Neden yalan yanlış biliyor musunuz, ah işte bu da beynin başka bir oyunu...
Sürekli hatıraları dağıtıp dağıtıp düzenliyor şu beyin.
(Kimin beyniyse artık)
Kafasına göre. İspat mı istiyorsunuz, gidin çocukluğunuzdan hatırladığınız bir anıyı, ona şahit olmuş birinden dinleyin.
Tamamen farklı bir kurgu dinleyeceksiniz.
‘Hayır o trendeydi’ dersiniz, ‘trende değildi, steyşın reno arabasıydı o komşunun’ der.
E tabii hal bu olunca, kitabın ilk bölümleri palavra ve uydurma dolu oluyor.
Şu anki halinize uygun olarak biçilmiş kaftanlar: Ben ilk bestemi üç yaşında, sahile vurmuş bir balığa yapmışım. Gibi.
Beyni yalnız ve işsiz güçsüz bıraktığınızda, oturup yeni sayfaları doldurmuyor.
Eski bölümleri açıyor.
‘Previously on Nil’ (Nil’de geçmiş bölümler) ve size tekrar onları izletiyor.
Hayır doğru olsalar canım yanmayacak, bir de yalan yanlış yorumlarla izletiyor dediğim gibi.
Kısaca, büyük vakit kaybı.
Bazen de gidiyor, taaaa ilerideki bir sayfaya, korkulu resimler çiziyor.
Yahu bu senin resim defterin mi! Git canavarını başka yere çiz.
Ben bu sayfaları hayallerimle dolduracağım. Ben şu an yaptıklarımı yazacağım.
Yoksa şu an burada olmamış olurum.
Bütün gün eski bölüm izlersem ya da geleceğe canavar resmi çizersem, bugünkü bölüm çekilmemiş olur.
Bugün yapacaklarım, bulaşık gibi günün kenarında kalır. Yaşanmamış olur. Yapılmamış olur.

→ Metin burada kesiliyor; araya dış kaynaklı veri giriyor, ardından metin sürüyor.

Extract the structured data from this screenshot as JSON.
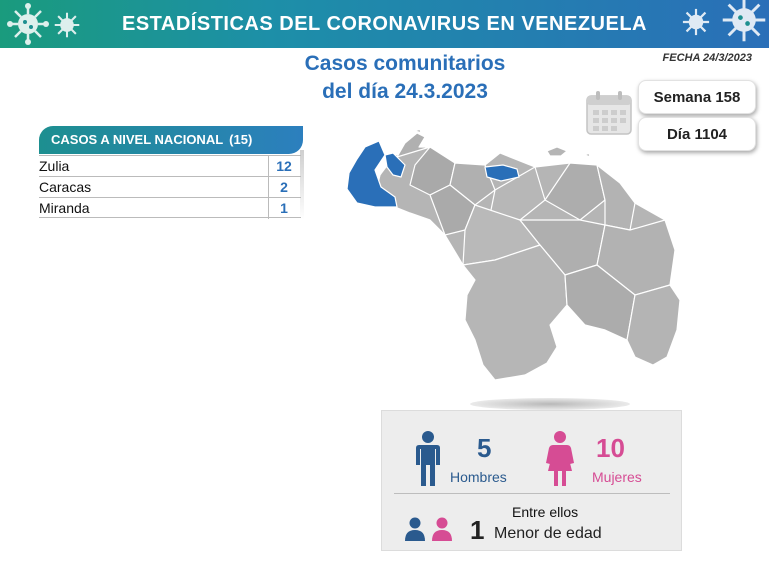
{
  "header": {
    "title": "ESTADÍSTICAS DEL CORONAVIRUS EN VENEZUELA"
  },
  "subtitle": {
    "line1": "Casos comunitarios",
    "line2": "del día 24.3.2023"
  },
  "fecha": "FECHA 24/3/2023",
  "semana": "Semana 158",
  "dia": "Día 1104",
  "casos": {
    "header_label": "CASOS A NIVEL NACIONAL",
    "total": "(15)",
    "rows": [
      {
        "name": "Zulia",
        "value": "12"
      },
      {
        "name": "Caracas",
        "value": "2"
      },
      {
        "name": "Miranda",
        "value": "1"
      }
    ]
  },
  "stats": {
    "hombres_count": "5",
    "hombres_label": "Hombres",
    "mujeres_count": "10",
    "mujeres_label": "Mujeres",
    "entre_label": "Entre ellos",
    "menor_count": "1",
    "menor_label": "Menor de edad"
  },
  "colors": {
    "brand_blue": "#2a6fb8",
    "brand_teal": "#1a9b7d",
    "male": "#2a5a8e",
    "female": "#d64c94",
    "map_gray": "#b5b5b5",
    "map_highlight": "#2a6fb8"
  },
  "icons": [
    "virus-icon",
    "calendar-icon",
    "man-icon",
    "woman-icon",
    "child-boy-icon",
    "child-girl-icon"
  ]
}
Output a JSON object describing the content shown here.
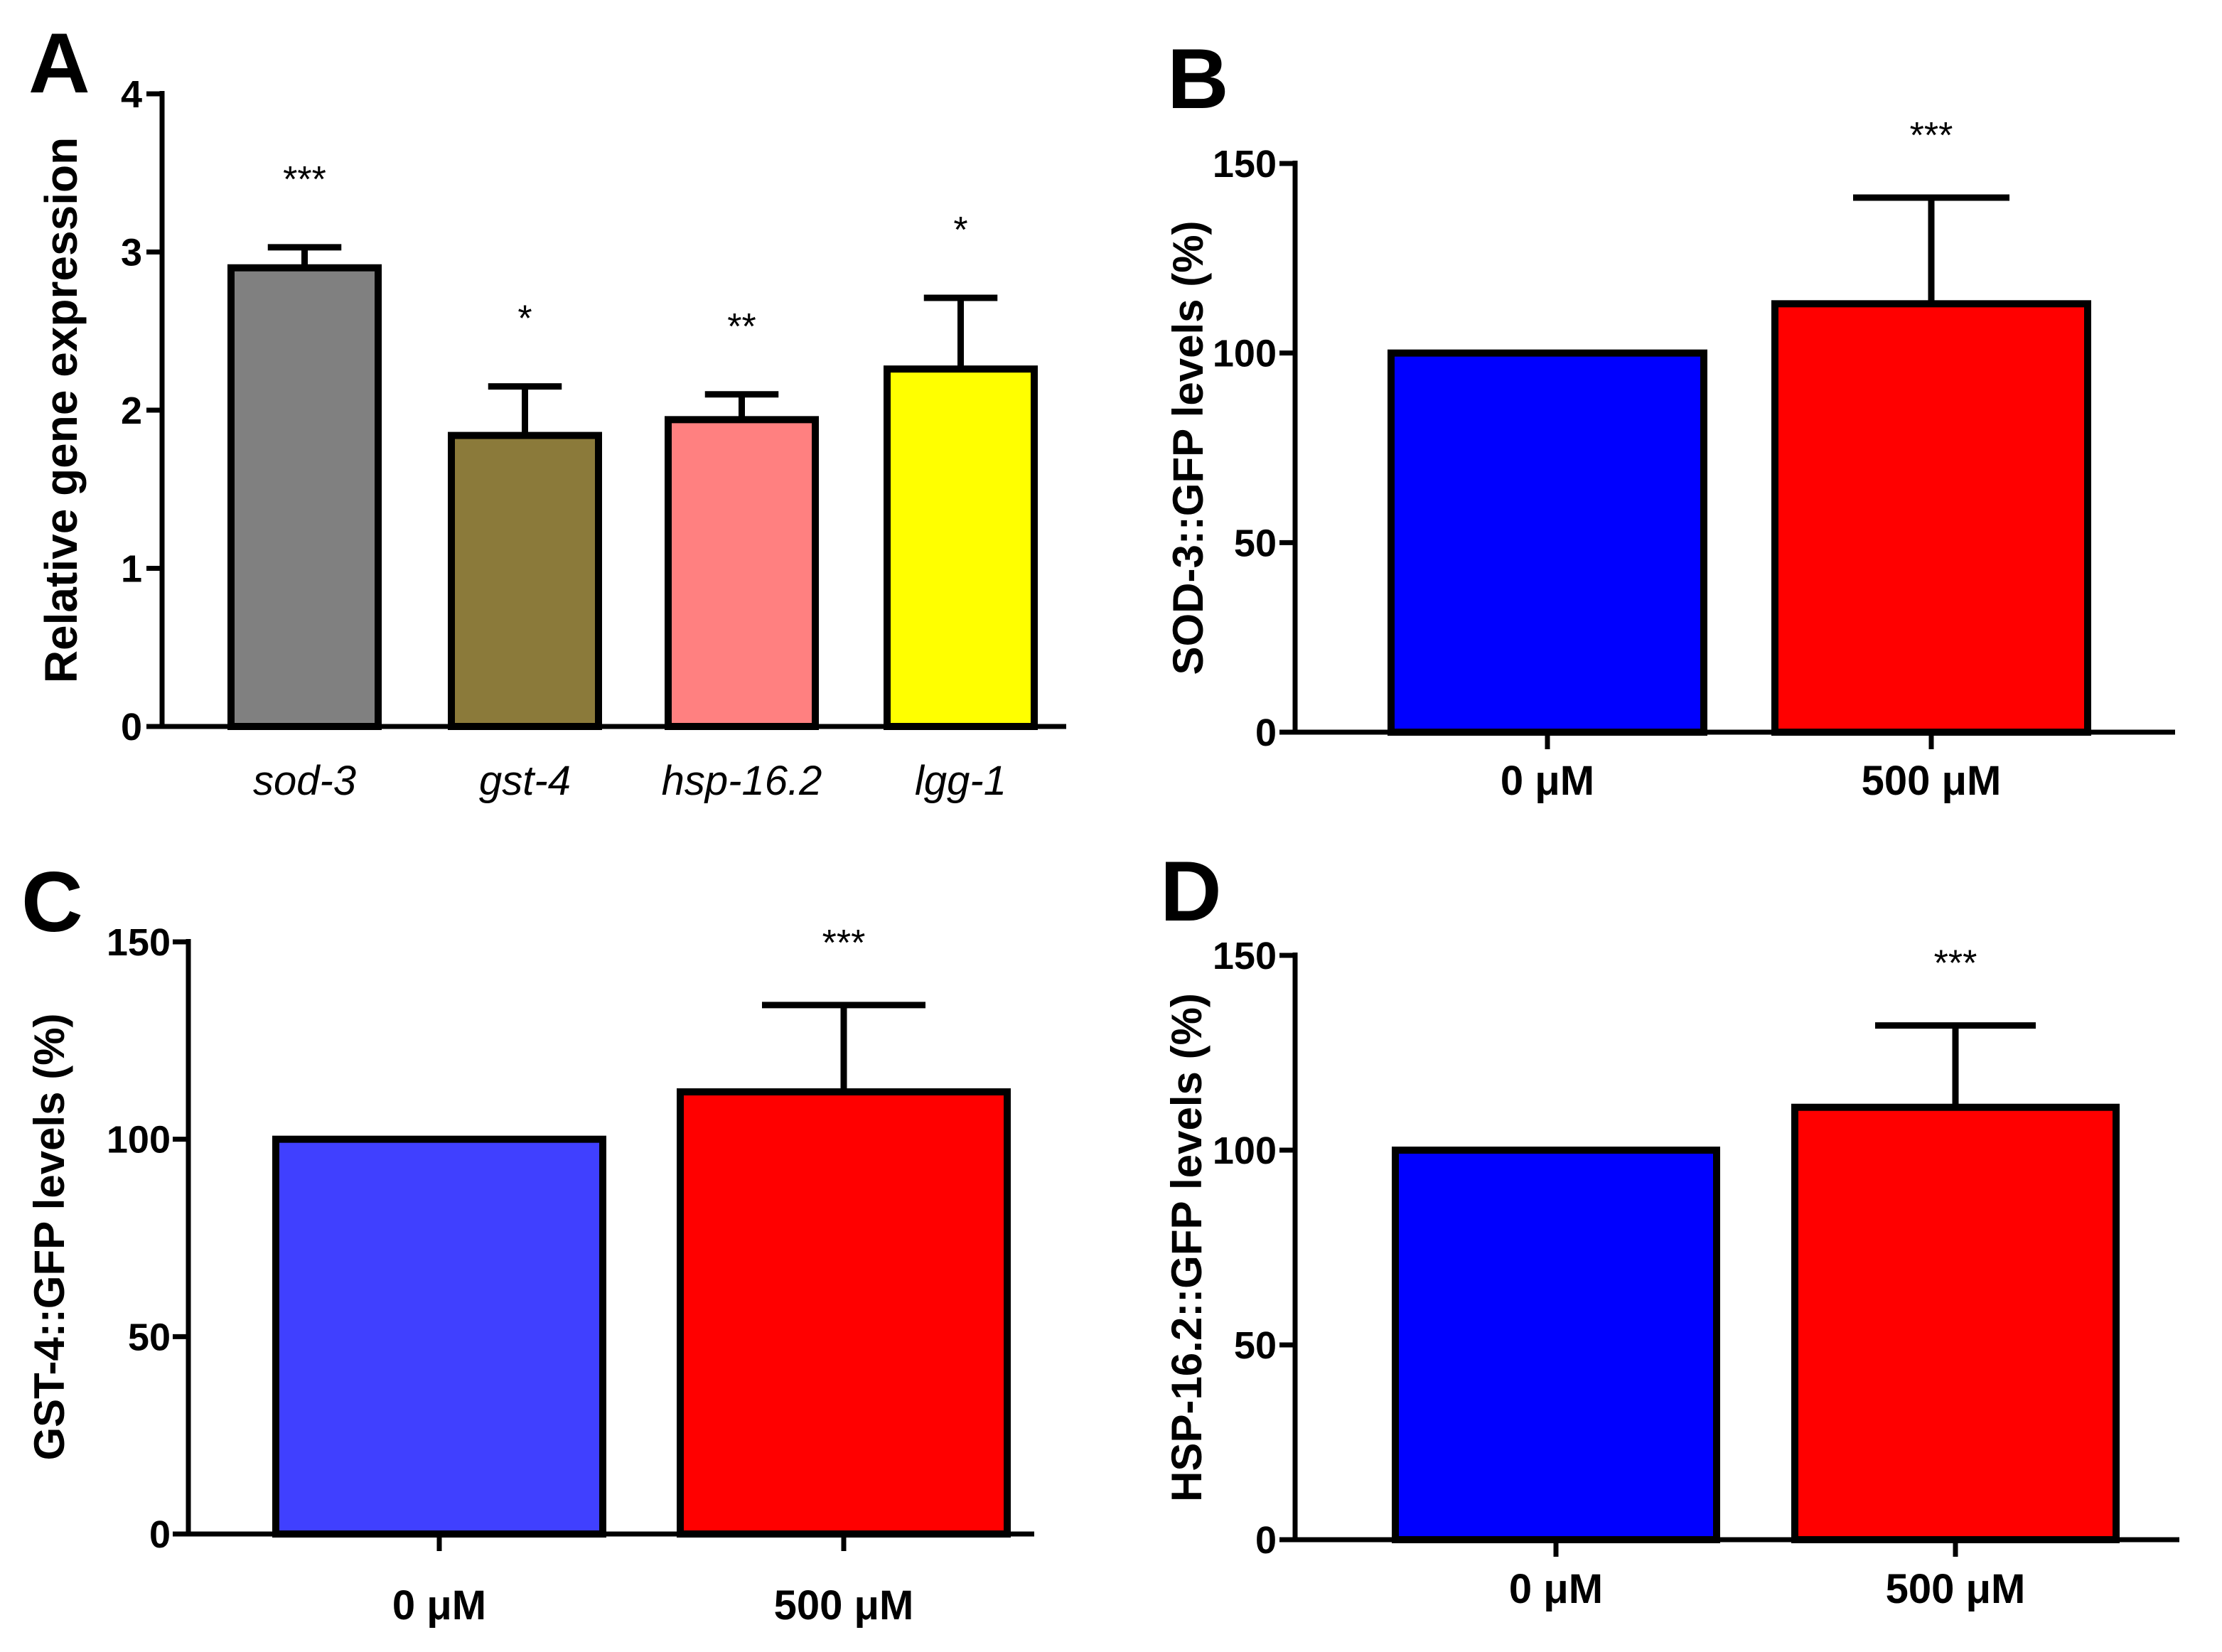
{
  "chart_data": [
    {
      "panel": "A",
      "type": "bar",
      "title": "",
      "ylabel": "Relative gene expression",
      "xlabel": "",
      "ylim": [
        0,
        4
      ],
      "yticks": [
        0,
        1,
        2,
        3,
        4
      ],
      "italic_categories": true,
      "categories": [
        "sod-3",
        "gst-4",
        "hsp-16.2",
        "lgg-1"
      ],
      "values": [
        2.9,
        1.84,
        1.94,
        2.26
      ],
      "errors": [
        0.13,
        0.31,
        0.16,
        0.45
      ],
      "significance": [
        "***",
        "*",
        "**",
        "*"
      ],
      "colors": [
        "#808080",
        "#8b7a3a",
        "#ff8080",
        "#ffff00"
      ]
    },
    {
      "panel": "B",
      "type": "bar",
      "title": "",
      "ylabel": "SOD-3::GFP levels (%)",
      "xlabel": "",
      "ylim": [
        0,
        150
      ],
      "yticks": [
        0,
        50,
        100,
        150
      ],
      "italic_categories": false,
      "categories": [
        "0 μM",
        "500 μM"
      ],
      "values": [
        100,
        113
      ],
      "errors": [
        0,
        28
      ],
      "significance": [
        "",
        "***"
      ],
      "colors": [
        "#0000ff",
        "#ff0000"
      ]
    },
    {
      "panel": "C",
      "type": "bar",
      "title": "",
      "ylabel": "GST-4::GFP levels (%)",
      "xlabel": "",
      "ylim": [
        0,
        150
      ],
      "yticks": [
        0,
        50,
        100,
        150
      ],
      "italic_categories": false,
      "categories": [
        "0 μM",
        "500 μM"
      ],
      "values": [
        100,
        112
      ],
      "errors": [
        0,
        22
      ],
      "significance": [
        "",
        "***"
      ],
      "colors": [
        "#4040ff",
        "#ff0000"
      ]
    },
    {
      "panel": "D",
      "type": "bar",
      "title": "",
      "ylabel": "HSP-16.2::GFP levels (%)",
      "xlabel": "",
      "ylim": [
        0,
        150
      ],
      "yticks": [
        0,
        50,
        100,
        150
      ],
      "italic_categories": false,
      "categories": [
        "0 μM",
        "500 μM"
      ],
      "values": [
        100,
        111
      ],
      "errors": [
        0,
        21
      ],
      "significance": [
        "",
        "***"
      ],
      "colors": [
        "#0000ff",
        "#ff0000"
      ]
    }
  ]
}
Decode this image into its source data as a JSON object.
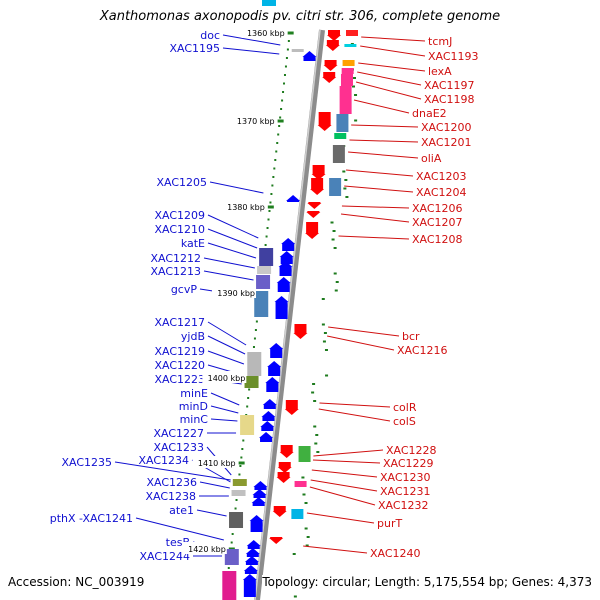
{
  "title": "Xanthomonas axonopodis pv. citri str. 306, complete genome",
  "footer": {
    "accession": "Accession: NC_003919",
    "summary": "Topology: circular; Length: 5,175,554 bp; Genes: 4,373"
  },
  "scale_labels": [
    "1360 kbp",
    "1370 kbp",
    "1380 kbp",
    "1390 kbp",
    "1400 kbp",
    "1410 kbp",
    "1420 kbp"
  ],
  "left_genes": [
    "doc",
    "XAC1195",
    "XAC1205",
    "XAC1209",
    "XAC1210",
    "katE",
    "XAC1212",
    "XAC1213",
    "gcvP",
    "XAC1217",
    "yjdB",
    "XAC1219",
    "XAC1220",
    "XAC1223",
    "minE",
    "minD",
    "minC",
    "XAC1227",
    "XAC1233",
    "XAC1234",
    "XAC1235",
    "XAC1236",
    "XAC1238",
    "ate1",
    "pthX -XAC1241",
    "tesB",
    "XAC1244"
  ],
  "right_genes": [
    "tcmJ",
    "XAC1193",
    "lexA",
    "XAC1197",
    "XAC1198",
    "dnaE2",
    "XAC1200",
    "XAC1201",
    "oliA",
    "XAC1203",
    "XAC1204",
    "XAC1206",
    "XAC1207",
    "XAC1208",
    "bcr",
    "XAC1216",
    "colR",
    "colS",
    "XAC1228",
    "XAC1229",
    "XAC1230",
    "XAC1231",
    "XAC1232",
    "purT",
    "XAC1240"
  ],
  "colors": {
    "backbone": "#8f8f8f",
    "forward_gene": "#0000ff",
    "reverse_gene": "#ff0000",
    "left_label": "#1010d0",
    "right_label": "#d01010",
    "gc_skew_dots": "#208020"
  }
}
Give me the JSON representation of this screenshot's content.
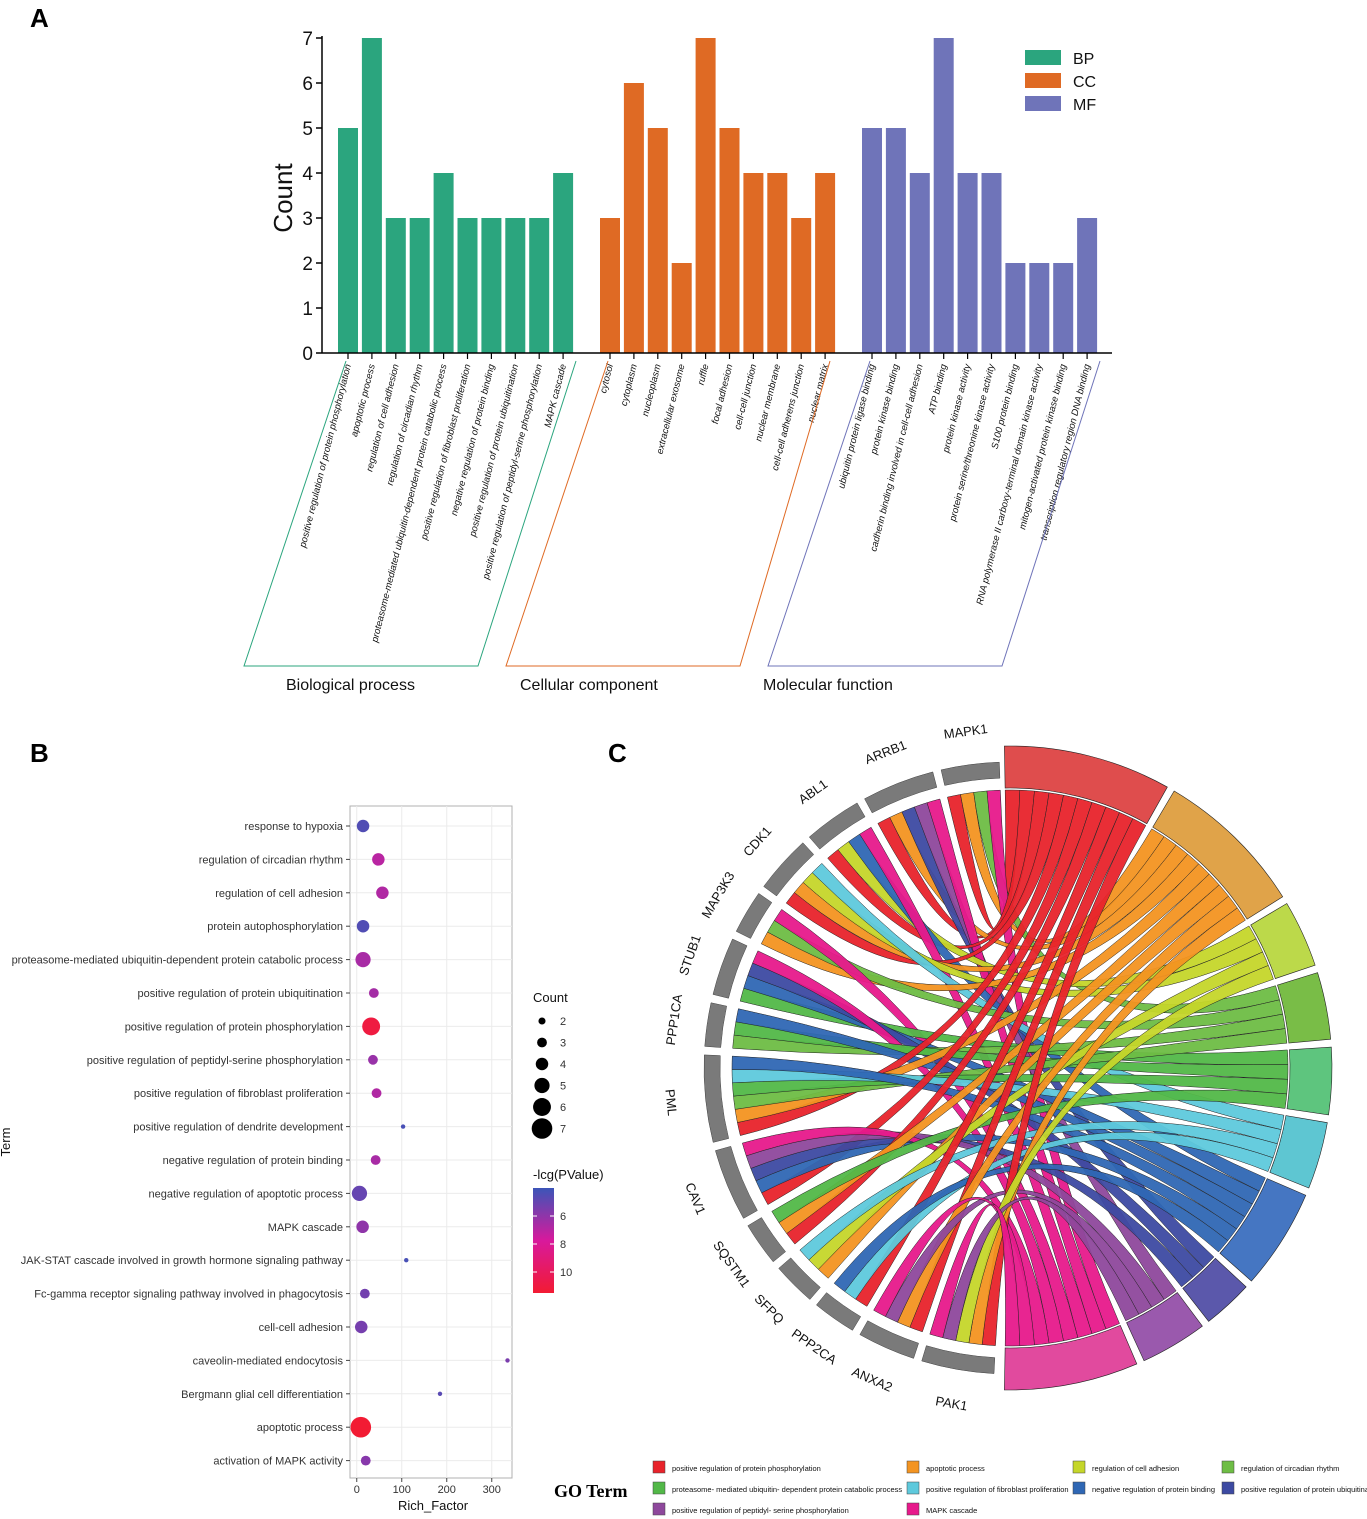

En fenası da, hayallerim gerçekleşmemiş olur.
Çünkü bir tek şeyden eminsem o da şu: Yapmazsam olmaz.
İşte bir sabah oturup da, kafatasına konmuş beynimi izleyince bunları gördüm.
Kendi haline bırakırsan grisi koyulaşıyor. Korkuları yükseltiyor.
Geçmiş gitmiş bölümleri oynatıyor. Ya da gerilim filmi açıyor.
Onu her sabah tatlı bir çocuğu gezintiye çıkarır gibi, parklara bahçelere götürmeli.
Hayal kurdurmalı. Hayallere giden yolları düşündürmeli.
Her güne kamış batırıp, dibine kadar içmeli.
Yastığa başını koyunca da teşekkür etmeli.
Israr ederse, geçmişin ve korkuların set olarak DVD’sini çıkarırız. İsteyen izler.